Autriche, une leçon pour l’UE – de Franck Biancheri (2000)

L’Autriche fait à nouveau la Une de l’Europe, avec en décembre dernier la constitution d’un nouveau gouvernement droite/extrême droite, suite à la coalition du ÖVP du chancelier Kurz et du FPÖ de Strache. C’est ce même FPÖ que celui qui en 2000 avait porté Haider au pouvoir, le même que celui que nous retrouvons dans cet article de Franck Biancheri du 6 février 2000. La crise politique de l’UE qu’avait provoqué cette même coalition droite/extrême droite à l’époque ne s’est que renforcée depuis, d’autres états-membres sont aujourd’hui impactés par des gouvernements dont les idéologies fleurent, sous couvert du terme très généraliste de « souverainisme » avec xénophobie et racisme. Les mêmes condamnations, les mêmes menaces, les mêmes mesures de rétorsion qui restent sans effet, ou qui ont un effet inverse de celui attendu renforçant la conviction des ces états du péril européen. Nous nous retrouvons ici dans le même cas de figure qu’en 2000, des classes politiques européennes et en particulier les partis de gauche incapables d’anticiper, des extrêmes-droites incarnées par des équipes plutôt jeunes, l’inefficacité de ce que Franck Biancheri appelait « l’unanimisme européen » (lequel aujourd’hui ne fait plus vraiment l’unanimité en Europe). En 2000 Franck Biancheri proposait des solutions simples, qui ne pouvaient venir des institutions elles-mêmes, mais devaient remonter de la société civile européenne, car la démocratie est d’abord l’affaire des peuples, ce ne sont pas des fonctionnaires qui vont expliquer à un peuple qu’il se trompe, mais d’autres peuples; Redécouvrons-les…

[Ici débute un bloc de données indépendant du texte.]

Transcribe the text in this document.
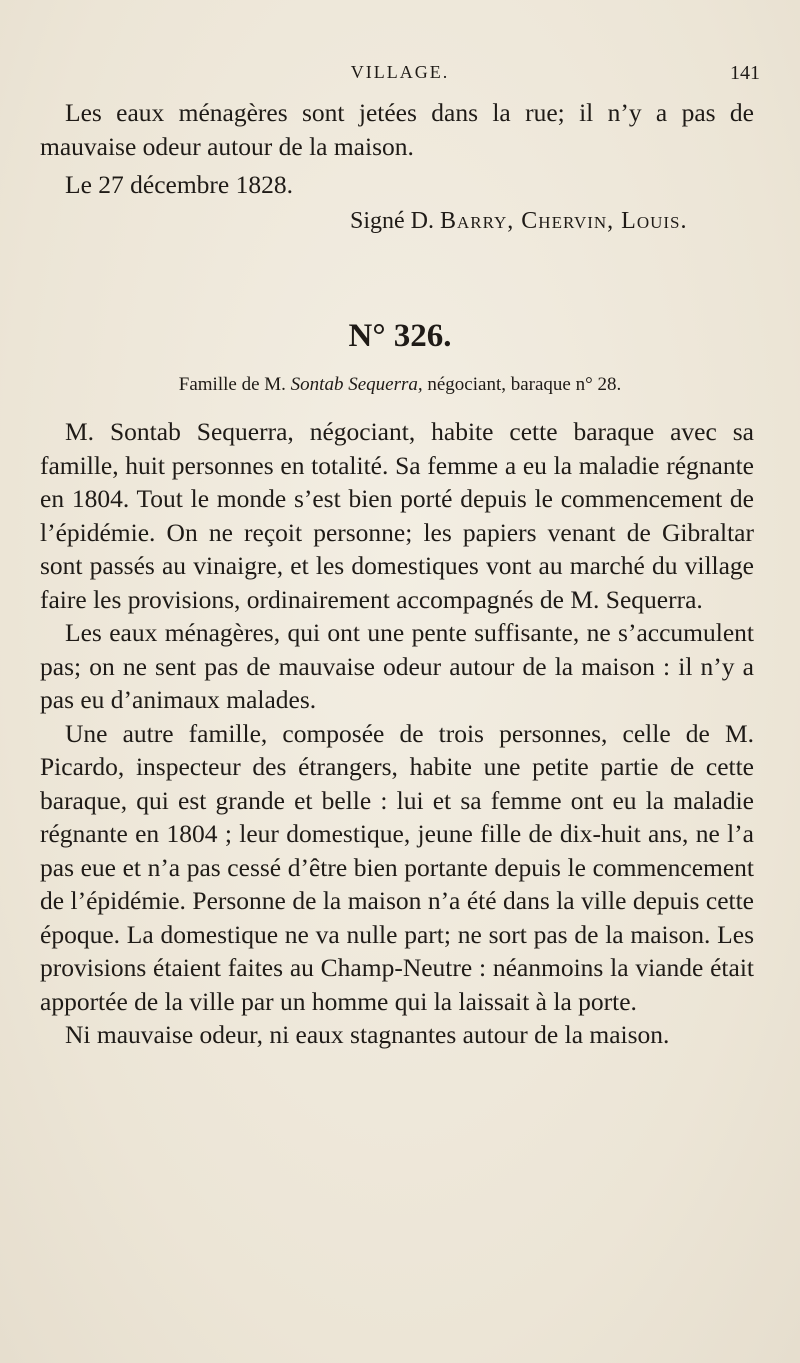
VILLAGE.	141

Les eaux ménagères sont jetées dans la rue; il n’y a pas de mauvaise odeur autour de la maison.

Le 27 décembre 1828.
Signé D. Barry, Chervin, Louis.
N° 326.
Famille de M. Sontab Sequerra, négociant, baraque n° 28.

M. Sontab Sequerra, négociant, habite cette baraque avec sa famille, huit personnes en totalité. Sa femme a eu la maladie régnante en 1804. Tout le monde s’est bien porté depuis le commencement de l’épidémie. On ne reçoit personne; les papiers venant de Gibraltar sont passés au vinaigre, et les domestiques vont au marché du village faire les provisions, ordinairement accompagnés de M. Sequerra.

Les eaux ménagères, qui ont une pente suffisante, ne s’accumulent pas; on ne sent pas de mauvaise odeur autour de la maison : il n’y a pas eu d’animaux malades.

Une autre famille, composée de trois personnes, celle de M. Picardo, inspecteur des étrangers, habite une petite partie de cette baraque, qui est grande et belle : lui et sa femme ont eu la maladie régnante en 1804 ; leur domestique, jeune fille de dix-huit ans, ne l’a pas eue et n’a pas cessé d’être bien portante depuis le commencement de l’épidémie. Personne de la maison n’a été dans la ville depuis cette époque. La domestique ne va nulle part; ne sort pas de la maison. Les provisions étaient faites au Champ-Neutre : néanmoins la viande était apportée de la ville par un homme qui la laissait à la porte.

Ni mauvaise odeur, ni eaux stagnantes autour de la maison.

Autriche, une leçon pour l’UE

Franck Biancheri, 6 février 2000

Si les politiques ne se battent pas lors des élections autour du projet européen démocratique conçu après 1945, alors ce sera celui des années 30 dont héritera de l’UE (article de Décembre 1998 : « Europe 2009: Quand les petits-fils d’Hitler, de Pétain, de Franco et de Mussolini prendront le pouvoir dans l’Union européenne« )

Constat:

La crise autrichienne est devenue une crise européenne

L’Autriche est désormais dirigée par une coalition droite/extrême droite arrivée au pouvoir tout à fait démocratiquement, entraînant l’UE dans une crise politique très grave.

Depuis près de 4 mois l’Autriche était sans gouvernement du fait de l’incapacité de la coalition historique droite-gauche à se reconstituer une fois encore.

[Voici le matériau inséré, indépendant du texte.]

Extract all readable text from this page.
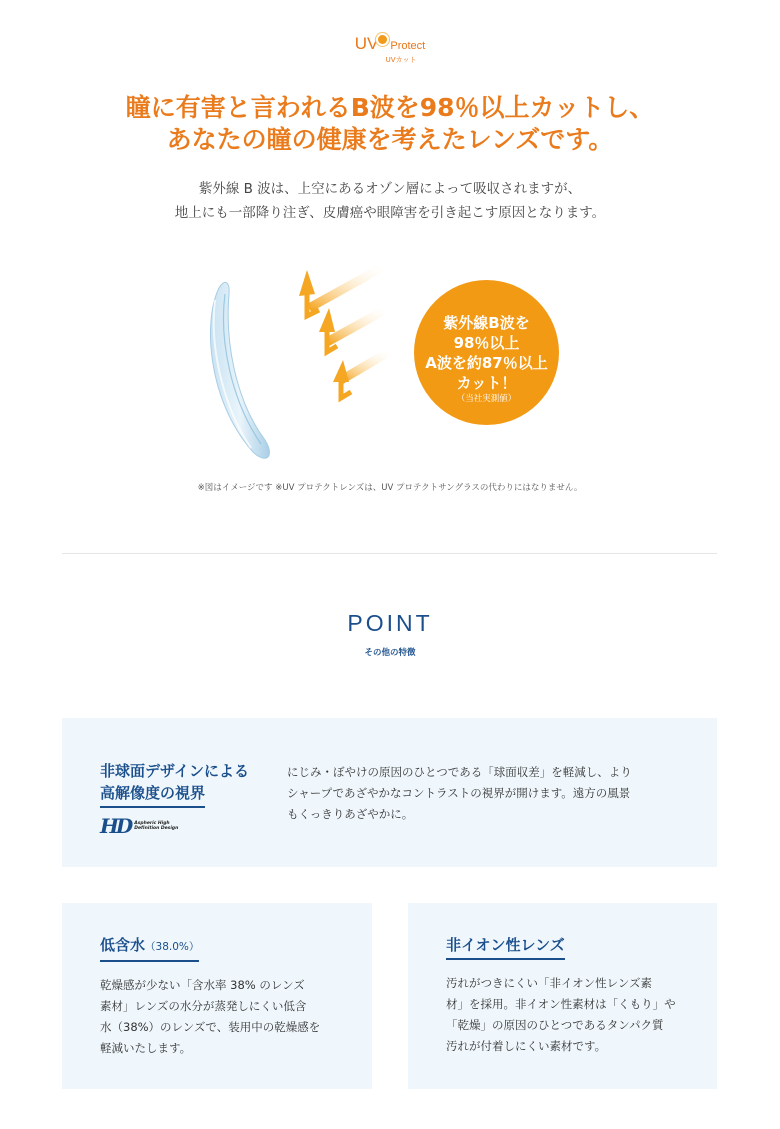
UV Protect
UVカット
瞳に有害と言われるB波を98％以上カットし、
あなたの瞳の健康を考えたレンズです。
紫外線 B 波は、上空にあるオゾン層によって吸収されますが、
地上にも一部降り注ぎ、皮膚癌や眼障害を引き起こす原因となります。
紫外線B波を
98％以上
A波を約87％以上
カット！
（当社実測値）
※図はイメージです ※UV プロテクトレンズは、UV プロテクトサングラスの代わりにはなりません。
POINT
その他の特徴
非球面デザインによる
高解像度の視界
HD Aspheric High
Definition Design
にじみ・ぼやけの原因のひとつである「球面収差」を軽減し、より
シャープであざやかなコントラストの視界が開けます。遠方の風景
もくっきりあざやかに。
低含水（38.0%）
乾燥感が少ない「含水率 38% のレンズ
素材」レンズの水分が蒸発しにくい低含
水（38%）のレンズで、装用中の乾燥感を
軽減いたします。
非イオン性レンズ
汚れがつきにくい「非イオン性レンズ素
材」を採用。非イオン性素材は「くもり」や
「乾燥」の原因のひとつであるタンパク質
汚れが付着しにくい素材です。
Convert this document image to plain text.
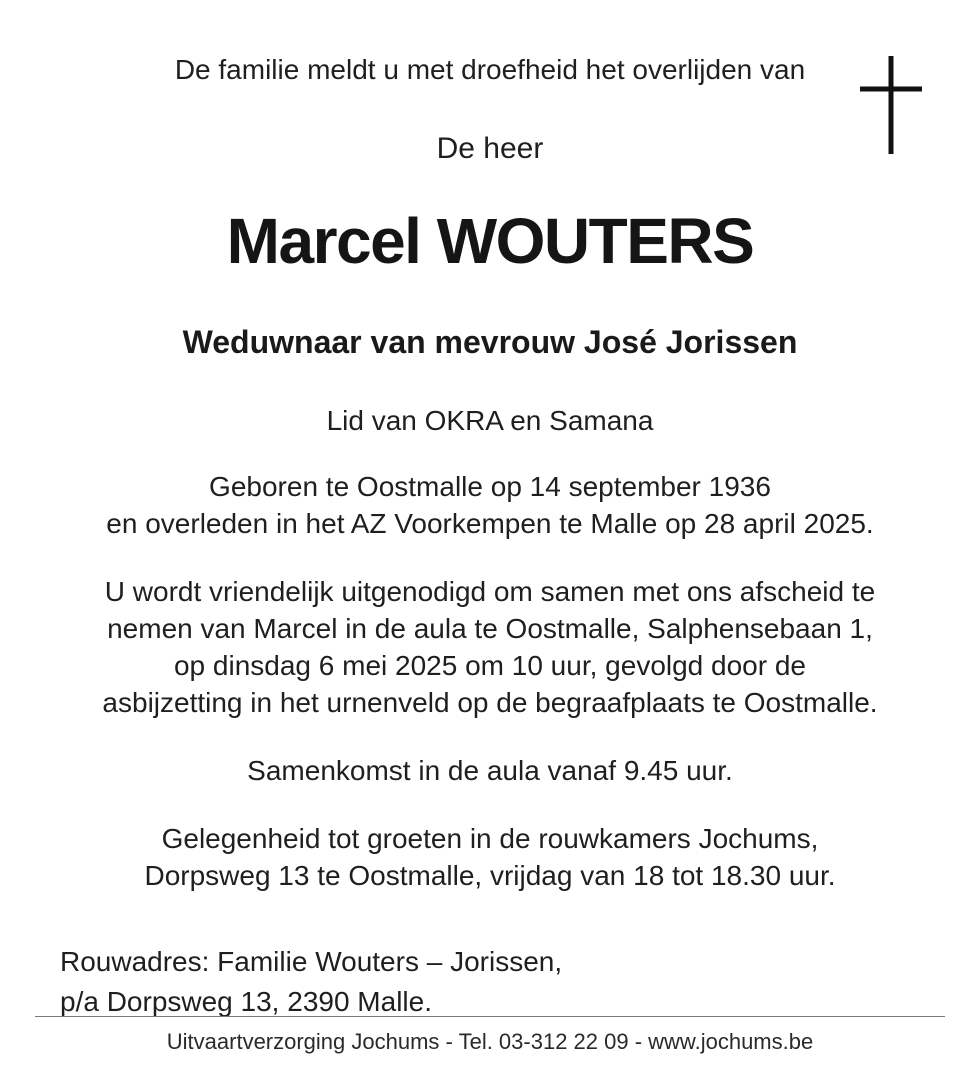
De familie meldt u met droefheid het overlijden van

De heer

Marcel WOUTERS
Weduwnaar van mevrouw José Jorissen

Lid van OKRA en Samana

Geboren te Oostmalle op 14 september 1936
en overleden in het AZ Voorkempen te Malle op 28 april 2025.

U wordt vriendelijk uitgenodigd om samen met ons afscheid te
nemen van Marcel in de aula te Oostmalle, Salphensebaan 1,
op dinsdag 6 mei 2025 om 10 uur, gevolgd door de
asbijzetting in het urnenveld op de begraafplaats te Oostmalle.

Samenkomst in de aula vanaf 9.45 uur.

Gelegenheid tot groeten in de rouwkamers Jochums,
Dorpsweg 13 te Oostmalle, vrijdag van 18 tot 18.30 uur.

Rouwadres: Familie Wouters – Jorissen,
p/a Dorpsweg 13, 2390 Malle.

Uitvaartverzorging Jochums - Tel. 03-312 22 09 - www.jochums.be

A peine le projet de nouvelle coalition entre M. SCHÜSSEL et M. HAIDER connu, les partenaires de l’Autriche au sein de l’UE ont réagi très rapidement et avec une grande vigueur condamnant sans appel cette possibilité. Et, puisque leurs menaces sont restées sans effet, ils ont mis en œuvre toute une série de rétorsions bilatérales affectant l’ensemble des relations de l’Autriche avec ses partenaires de l’UE.

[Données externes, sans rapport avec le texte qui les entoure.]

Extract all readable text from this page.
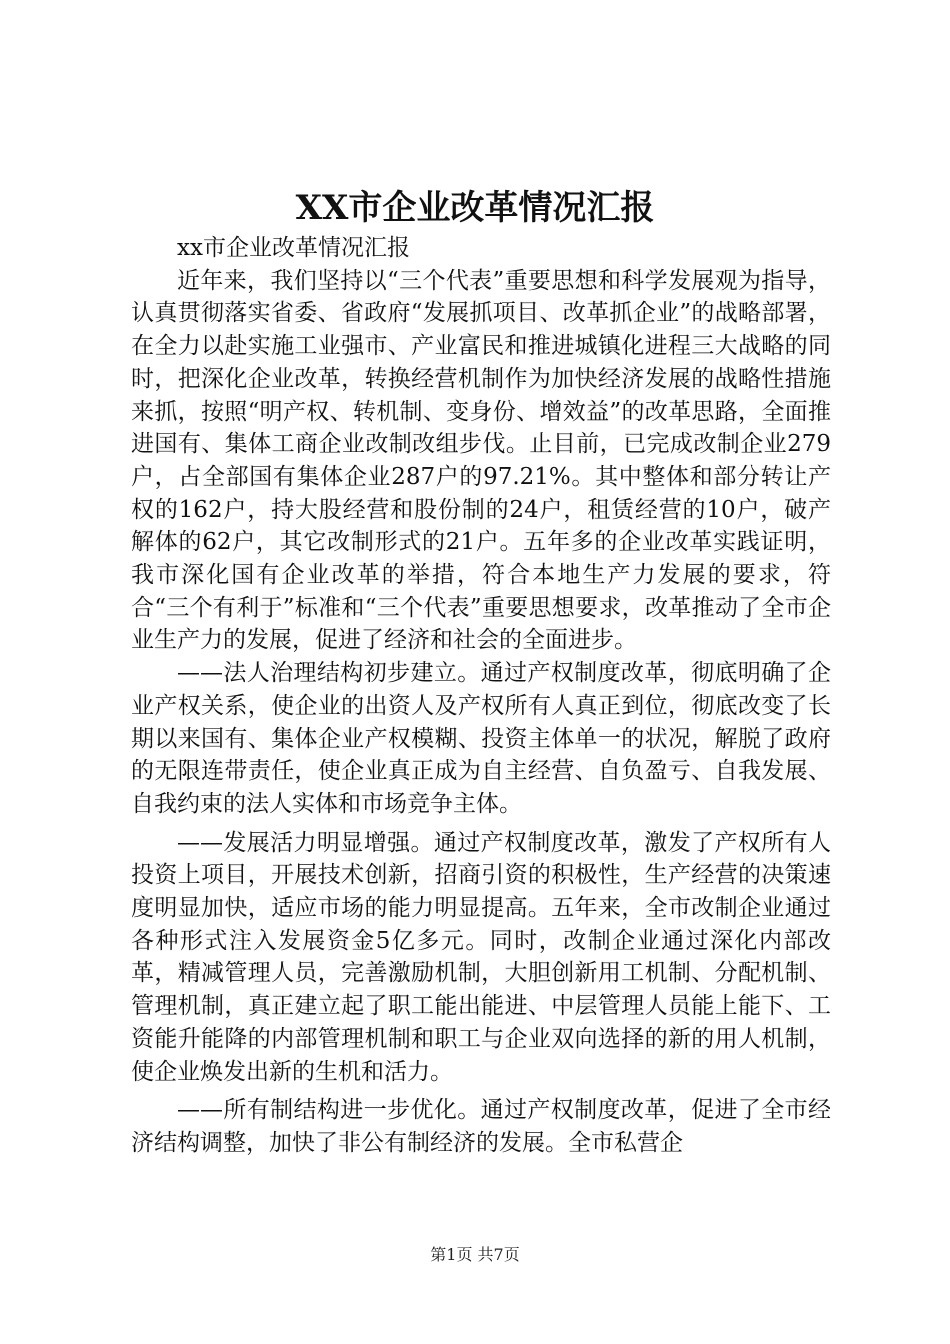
XX市企业改革情况汇报

xx市企业改革情况汇报

近年来，我们坚持以“三个代表”重要思想和科学发展观为指导，认真贯彻落实省委、省政府“发展抓项目、改革抓企业”的战略部署，在全力以赴实施工业强市、产业富民和推进城镇化进程三大战略的同时，把深化企业改革，转换经营机制作为加快经济发展的战略性措施来抓，按照“明产权、转机制、变身份、增效益”的改革思路，全面推进国有、集体工商企业改制改组步伐。止目前，已完成改制企业279户，占全部国有集体企业287户的97.21%。其中整体和部分转让产权的162户，持大股经营和股份制的24户，租赁经营的10户，破产解体的62户，其它改制形式的21户。五年多的企业改革实践证明，我市深化国有企业改革的举措，符合本地生产力发展的要求，符合“三个有利于”标准和“三个代表”重要思想要求，改革推动了全市企业生产力的发展，促进了经济和社会的全面进步。

——法人治理结构初步建立。通过产权制度改革，彻底明确了企业产权关系，使企业的出资人及产权所有人真正到位，彻底改变了长期以来国有、集体企业产权模糊、投资主体单一的状况，解脱了政府的无限连带责任，使企业真正成为自主经营、自负盈亏、自我发展、自我约束的法人实体和市场竞争主体。

——发展活力明显增强。通过产权制度改革，激发了产权所有人投资上项目，开展技术创新，招商引资的积极性，生产经营的决策速度明显加快，适应市场的能力明显提高。五年来，全市改制企业通过各种形式注入发展资金5亿多元。同时，改制企业通过深化内部改革，精减管理人员，完善激励机制，大胆创新用工机制、分配机制、管理机制，真正建立起了职工能出能进、中层管理人员能上能下、工资能升能降的内部管理机制和职工与企业双向选择的新的用人机制，使企业焕发出新的生机和活力。

——所有制结构进一步优化。通过产权制度改革，促进了全市经济结构调整，加快了非公有制经济的发展。全市私营企

第1页 共7页
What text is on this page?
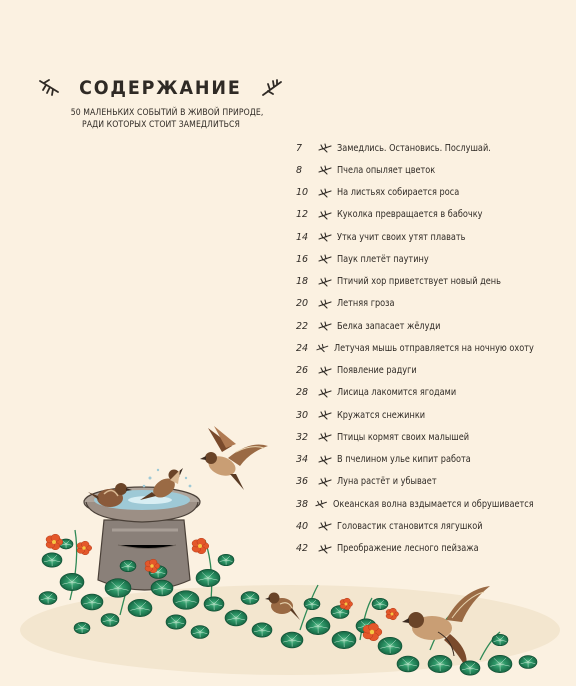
СОДЕРЖАНИЕ
50 МАЛЕНЬКИХ СОБЫТИЙ В ЖИВОЙ ПРИРОДЕ,
РАДИ КОТОРЫХ СТОИТ ЗАМЕДЛИТЬСЯ
7	Замедлись. Остановись. Послушай.
8	Пчела опыляет цветок
10	На листьях собирается роса
12	Куколка превращается в бабочку
14	Утка учит своих утят плавать
16	Паук плетёт паутину
18	Птичий хор приветствует новый день
20	Летняя гроза
22	Белка запасает жёлуди
24	Летучая мышь отправляется на ночную охоту
26	Появление радуги
28	Лисица лакомится ягодами
30	Кружатся снежинки
32	Птицы кормят своих малышей
34	В пчелином улье кипит работа
36	Луна растёт и убывает
38	Океанская волна вздымается и обрушивается
40	Головастик становится лягушкой
42	Преображение лесного пейзажа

Depuis une semaine, les manifestations anti-gouvernementales parfois violentes se succèdent dans les grandes villes autrichiennes tandis que les milieux économiques européens refusent de s’impliquer de la moindre manière dans la polémique et pratiquent le « business as usual ». Les milieux intellectuels et politiques européens, dans un étrange mélange de sincérité et d’utilitarisme à destination domestique, annoncent le risque du retour d’ Hitler pour demain, faisant ainsi preuve d’une «clairvoyance» qu’ ils n’ont pourtant pas démontré ces dernières semaines en n’imaginant pas l’imminence d’une telle coalition en Autriche.

L’UE est aujourd’hui face à une très grave crise politique qui affecte directement son fonctionnement quotidien comme sa philosophie politique générale. Il s’agit donc bien d’une crise de l’ UE tout autant que d’une crise autrichienne: peut-être la première grande crise politique européenne.

Analyse :

Au-delà de la situation en Autriche, on assiste à la ré-émergence d’un autre projet européen concurrent de celui de 1957

L’unanimité des réactions des 14 autres Etats-Membres souligne clairement combien les politiques européens ressentent le grave danger que représente le précédent autrichien. Ce danger n’est pas en Autriche. Il est partout en Europe.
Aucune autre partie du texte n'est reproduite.